Spain Supports Conclusion of New Fisheries Protocol between Morocco, EU (Minister)

Spain Supports Conclusion of New Fisheries Protocol between Morocco, EU (Minister)

Spain’s Minister of Agriculture, Fisheries and Food, Luis Planas Puchades, stressed on Friday in Cordoba that his country ”supports the European Union and Morocco in concluding a new fisheries protocol for the next four years”.

“Spain’s position is very clear”, said Planas in a statement to the Spanish media, describing as “positive and fruitful” the 5th session of the Joint Commission in charge of monitoring the Partnership Agreement in the field of sustainable fisheries between Morocco and the EU, held on Thursday in Brussels.

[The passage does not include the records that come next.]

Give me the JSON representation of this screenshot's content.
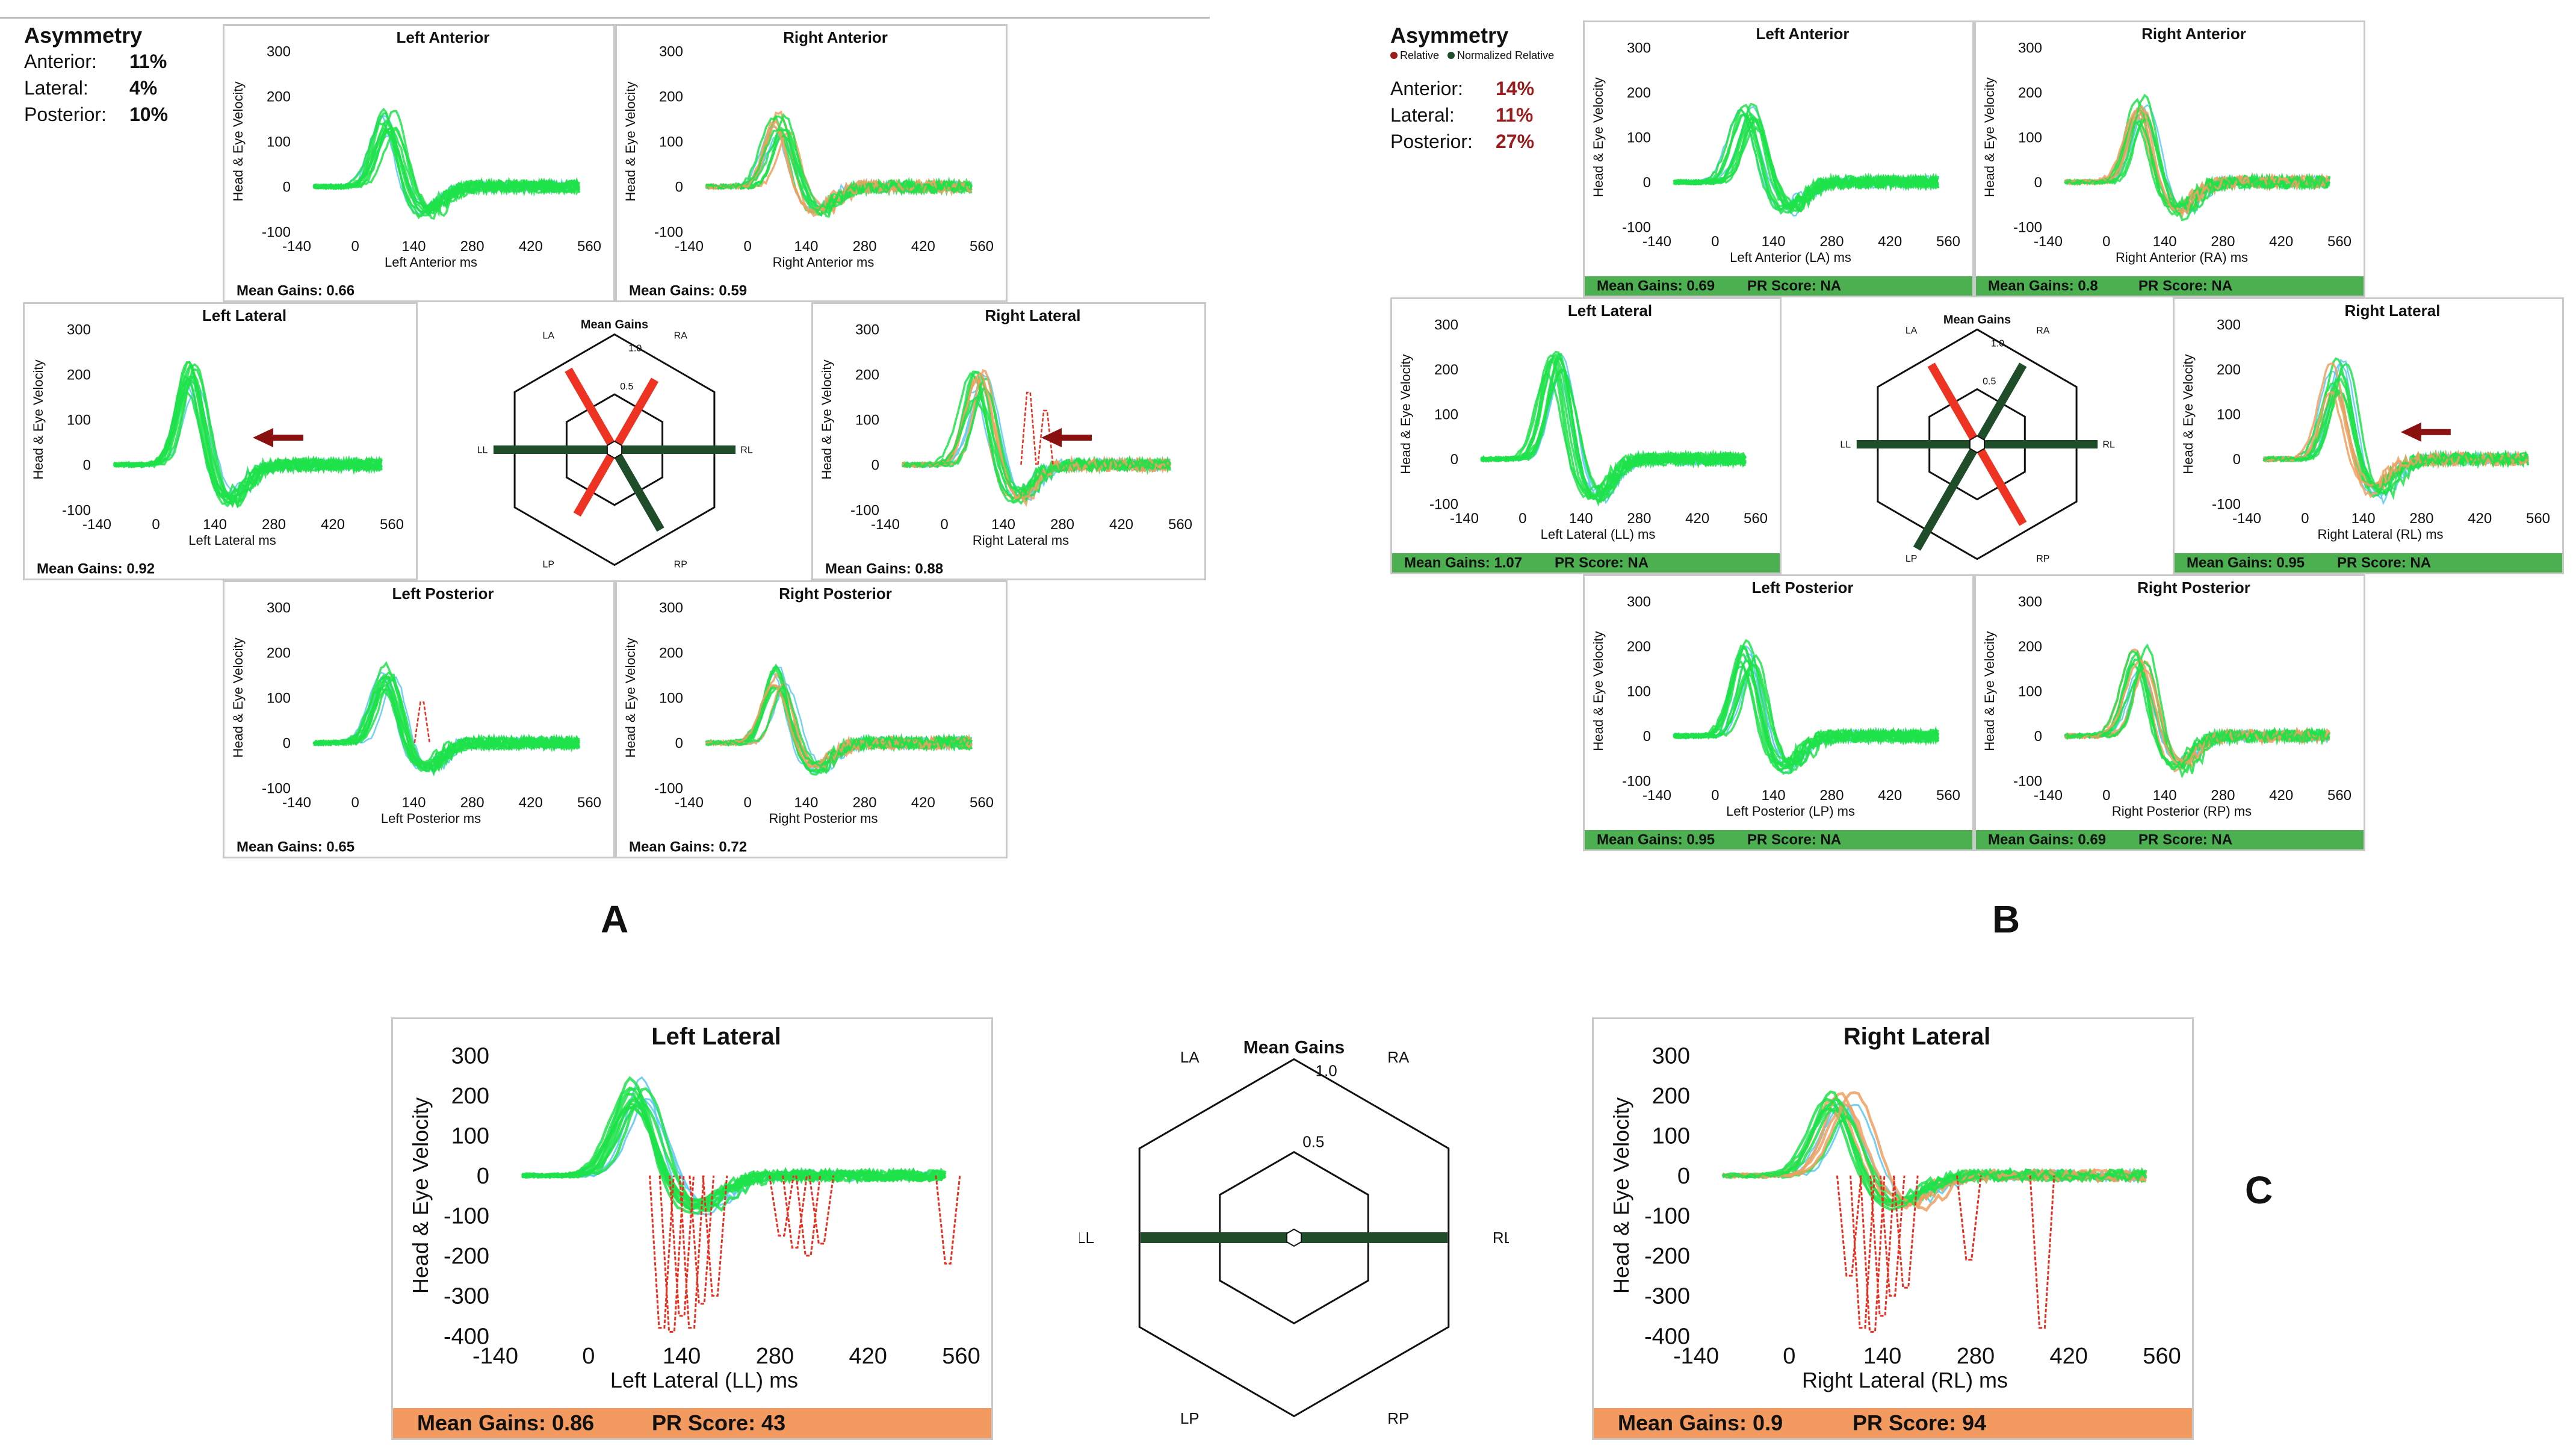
{
  "figure": {
    "label_a": "A",
    "label_b": "B",
    "label_c": "C"
  },
  "colors": {
    "head": "#5bc8f0",
    "left_eye": "#1ee24a",
    "right_eye": "#f0a060",
    "saccade": "#e83020",
    "arrow": "#8b1010",
    "gain_line": "#1f4d2a",
    "gain_red": "#ee3322",
    "footer_green": "#4caf50",
    "footer_orange": "#f39a60",
    "asym_red": "#9b1c1c"
  },
  "asymmetry_a": {
    "title": "Asymmetry",
    "rows": [
      {
        "label": "Anterior:",
        "value": "11%"
      },
      {
        "label": "Lateral:",
        "value": "4%"
      },
      {
        "label": "Posterior:",
        "value": "10%"
      }
    ]
  },
  "asymmetry_b": {
    "title": "Asymmetry",
    "legend_relative": "Relative",
    "legend_normalized": "Normalized Relative",
    "rows": [
      {
        "label": "Anterior:",
        "value": "14%"
      },
      {
        "label": "Lateral:",
        "value": "11%"
      },
      {
        "label": "Posterior:",
        "value": "27%"
      }
    ]
  },
  "hexagons": [
    {
      "title": "Mean Gains",
      "canals": [
        "LA",
        "RA",
        "LL",
        "RL",
        "LP",
        "RP"
      ],
      "outer_label": "1.0",
      "inner_label": "0.5"
    },
    {
      "title": "Mean Gains",
      "canals": [
        "LA",
        "RA",
        "LL",
        "RL",
        "LP",
        "RP"
      ],
      "outer_label": "1.0",
      "inner_label": "0.5"
    },
    {
      "title": "Mean Gains",
      "canals": [
        "LA",
        "RA",
        "LL",
        "RL",
        "LP",
        "RP"
      ],
      "outer_label": "1.0",
      "inner_label": "0.5"
    }
  ],
  "chart_data": [
    {
      "id": "A-LA",
      "type": "line",
      "title": "Left Anterior",
      "xlabel": "Left Anterior ms",
      "ylabel": "Head & Eye Velocity",
      "xticks": [
        -140,
        0,
        140,
        280,
        420,
        560
      ],
      "yticks": [
        -100,
        0,
        100,
        200,
        300
      ],
      "ylim": [
        -100,
        300
      ],
      "footer": "Mean Gains: 0.66",
      "pr_score": "",
      "footer_style": "plain",
      "peak": 150,
      "eye": "left",
      "saccade_x": [],
      "arrow": false
    },
    {
      "id": "A-RA",
      "type": "line",
      "title": "Right Anterior",
      "xlabel": "Right Anterior ms",
      "ylabel": "Head & Eye Velocity",
      "xticks": [
        -140,
        0,
        140,
        280,
        420,
        560
      ],
      "yticks": [
        -100,
        0,
        100,
        200,
        300
      ],
      "ylim": [
        -100,
        300
      ],
      "footer": "Mean Gains: 0.59",
      "pr_score": "",
      "footer_style": "plain",
      "peak": 150,
      "eye": "right",
      "saccade_x": [],
      "arrow": false
    },
    {
      "id": "A-LL",
      "type": "line",
      "title": "Left Lateral",
      "xlabel": "Left Lateral ms",
      "ylabel": "Head & Eye Velocity",
      "xticks": [
        -140,
        0,
        140,
        280,
        420,
        560
      ],
      "yticks": [
        -100,
        0,
        100,
        200,
        300
      ],
      "ylim": [
        -100,
        300
      ],
      "footer": "Mean Gains: 0.92",
      "pr_score": "",
      "footer_style": "plain",
      "peak": 220,
      "eye": "left",
      "saccade_x": [],
      "arrow": true
    },
    {
      "id": "A-RL",
      "type": "line",
      "title": "Right Lateral",
      "xlabel": "Right Lateral ms",
      "ylabel": "Head & Eye Velocity",
      "xticks": [
        -140,
        0,
        140,
        280,
        420,
        560
      ],
      "yticks": [
        -100,
        0,
        100,
        200,
        300
      ],
      "ylim": [
        -100,
        300
      ],
      "footer": "Mean Gains: 0.88",
      "pr_score": "",
      "footer_style": "plain",
      "peak": 190,
      "eye": "right",
      "saccade_x": [
        200,
        240
      ],
      "saccade_y": [
        160,
        120
      ],
      "arrow": true
    },
    {
      "id": "A-LP",
      "type": "line",
      "title": "Left Posterior",
      "xlabel": "Left Posterior ms",
      "ylabel": "Head & Eye Velocity",
      "xticks": [
        -140,
        0,
        140,
        280,
        420,
        560
      ],
      "yticks": [
        -100,
        0,
        100,
        200,
        300
      ],
      "ylim": [
        -100,
        300
      ],
      "footer": "Mean Gains: 0.65",
      "pr_score": "",
      "footer_style": "plain",
      "peak": 160,
      "eye": "left",
      "saccade_x": [
        160
      ],
      "saccade_y": [
        90
      ],
      "arrow": false
    },
    {
      "id": "A-RP",
      "type": "line",
      "title": "Right Posterior",
      "xlabel": "Right Posterior ms",
      "ylabel": "Head & Eye Velocity",
      "xticks": [
        -140,
        0,
        140,
        280,
        420,
        560
      ],
      "yticks": [
        -100,
        0,
        100,
        200,
        300
      ],
      "ylim": [
        -100,
        300
      ],
      "footer": "Mean Gains: 0.72",
      "pr_score": "",
      "footer_style": "plain",
      "peak": 160,
      "eye": "right",
      "saccade_x": [],
      "arrow": false
    },
    {
      "id": "B-LA",
      "type": "line",
      "title": "Left Anterior",
      "xlabel": "Left Anterior (LA) ms",
      "ylabel": "Head & Eye Velocity",
      "xticks": [
        -140,
        0,
        140,
        280,
        420,
        560
      ],
      "yticks": [
        -100,
        0,
        100,
        200,
        300
      ],
      "ylim": [
        -100,
        300
      ],
      "footer": "Mean Gains: 0.69",
      "pr_score": "PR Score: NA",
      "footer_style": "green",
      "peak": 160,
      "eye": "left",
      "saccade_x": [],
      "arrow": false
    },
    {
      "id": "B-RA",
      "type": "line",
      "title": "Right Anterior",
      "xlabel": "Right Anterior (RA) ms",
      "ylabel": "Head & Eye Velocity",
      "xticks": [
        -140,
        0,
        140,
        280,
        420,
        560
      ],
      "yticks": [
        -100,
        0,
        100,
        200,
        300
      ],
      "ylim": [
        -100,
        300
      ],
      "footer": "Mean Gains: 0.8",
      "pr_score": "PR Score: NA",
      "footer_style": "green",
      "peak": 170,
      "eye": "right",
      "saccade_x": [],
      "arrow": false
    },
    {
      "id": "B-LL",
      "type": "line",
      "title": "Left Lateral",
      "xlabel": "Left Lateral (LL) ms",
      "ylabel": "Head & Eye Velocity",
      "xticks": [
        -140,
        0,
        140,
        280,
        420,
        560
      ],
      "yticks": [
        -100,
        0,
        100,
        200,
        300
      ],
      "ylim": [
        -100,
        300
      ],
      "footer": "Mean Gains: 1.07",
      "pr_score": "PR Score: NA",
      "footer_style": "green",
      "peak": 220,
      "eye": "left",
      "saccade_x": [],
      "arrow": false
    },
    {
      "id": "B-RL",
      "type": "line",
      "title": "Right Lateral",
      "xlabel": "Right Lateral (RL) ms",
      "ylabel": "Head & Eye Velocity",
      "xticks": [
        -140,
        0,
        140,
        280,
        420,
        560
      ],
      "yticks": [
        -100,
        0,
        100,
        200,
        300
      ],
      "ylim": [
        -100,
        300
      ],
      "footer": "Mean Gains: 0.95",
      "pr_score": "PR Score: NA",
      "footer_style": "green",
      "peak": 200,
      "eye": "right",
      "saccade_x": [],
      "arrow": true
    },
    {
      "id": "B-LP",
      "type": "line",
      "title": "Left Posterior",
      "xlabel": "Left Posterior (LP) ms",
      "ylabel": "Head & Eye Velocity",
      "xticks": [
        -140,
        0,
        140,
        280,
        420,
        560
      ],
      "yticks": [
        -100,
        0,
        100,
        200,
        300
      ],
      "ylim": [
        -100,
        300
      ],
      "footer": "Mean Gains: 0.95",
      "pr_score": "PR Score: NA",
      "footer_style": "green",
      "peak": 190,
      "eye": "left",
      "saccade_x": [],
      "arrow": false
    },
    {
      "id": "B-RP",
      "type": "line",
      "title": "Right Posterior",
      "xlabel": "Right Posterior (RP) ms",
      "ylabel": "Head & Eye Velocity",
      "xticks": [
        -140,
        0,
        140,
        280,
        420,
        560
      ],
      "yticks": [
        -100,
        0,
        100,
        200,
        300
      ],
      "ylim": [
        -100,
        300
      ],
      "footer": "Mean Gains: 0.69",
      "pr_score": "PR Score: NA",
      "footer_style": "green",
      "peak": 180,
      "eye": "right",
      "saccade_x": [],
      "arrow": false
    },
    {
      "id": "C-LL",
      "type": "line",
      "title": "Left Lateral",
      "xlabel": "Left Lateral (LL) ms",
      "ylabel": "Head & Eye Velocity",
      "xticks": [
        -140,
        0,
        140,
        280,
        420,
        560
      ],
      "yticks": [
        -400,
        -300,
        -200,
        -100,
        0,
        100,
        200,
        300
      ],
      "ylim": [
        -400,
        300
      ],
      "footer": "Mean Gains: 0.86",
      "pr_score": "PR Score: 43",
      "footer_style": "orange",
      "peak": 220,
      "eye": "left",
      "saccade_x": [
        110,
        125,
        140,
        155,
        170,
        190,
        290,
        310,
        330,
        350,
        540
      ],
      "saccade_y": [
        -380,
        -390,
        -350,
        -380,
        -320,
        -300,
        -150,
        -180,
        -200,
        -170,
        -220
      ],
      "arrow": false
    },
    {
      "id": "C-RL",
      "type": "line",
      "title": "Right Lateral",
      "xlabel": "Right Lateral (RL) ms",
      "ylabel": "Head & Eye Velocity",
      "xticks": [
        -140,
        0,
        140,
        280,
        420,
        560
      ],
      "yticks": [
        -400,
        -300,
        -200,
        -100,
        0,
        100,
        200,
        300
      ],
      "ylim": [
        -400,
        300
      ],
      "footer": "Mean Gains: 0.9",
      "pr_score": "PR Score: 94",
      "footer_style": "orange",
      "peak": 190,
      "eye": "right",
      "saccade_x": [
        90,
        110,
        125,
        140,
        155,
        175,
        270,
        380
      ],
      "saccade_y": [
        -250,
        -380,
        -390,
        -350,
        -300,
        -280,
        -210,
        -380
      ],
      "arrow": false
    }
  ]
}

“Work will continue, particularly on research and technical issues, to make progress and enable us to conclude the new protocol as quickly as possible,” the Spanish official said.

He noted that “the agreement’s structural support measures have worked well”, while “scientific and technical research is continuing with a view to the future of the agreement”.

Planas said he was “optimistic” and hoped that “this downtime will be as short as possible”.

In the same vein, the Spanish Fisheries Confederation (Cepesca) underlined that the Sustainable Fisheries Agreement between Morocco and the European Union is of “historic importance” in relations between the European Union, Spain and Morocco.

Cepesca said in a statement released Friday that it regrets the end of the fisheries protocol between Morocco and the EU that expires on July 17, and highlighted the importance of this agreement for the Spanish fisheries industry, due to “its specific weight and importance in the history of relations between the EU and Spain with Morocco”.

«Fisheries relations between the two countries date back to the 1950s, before competences were taken over by the EU when Spain joined the bloc in 1986. Since then, agreements between the two parties have been constantly renewed”, recalled the Confederation.

Cepesca’s secretary general, Javier Garat, deplored the fact that “the end of the EU-Morocco fisheries protocol means a new restriction on the fishing activities of the (Spanish) fleet”.

«This is a major problem for companies and sailors in the Andalusian, Galician and Canary fleets”, Garat was quoted in the statement as saying. He urged EU negotiators to work to “define as quickly as possible the technical conditions that would guide the renewal of the fisheries protocol.”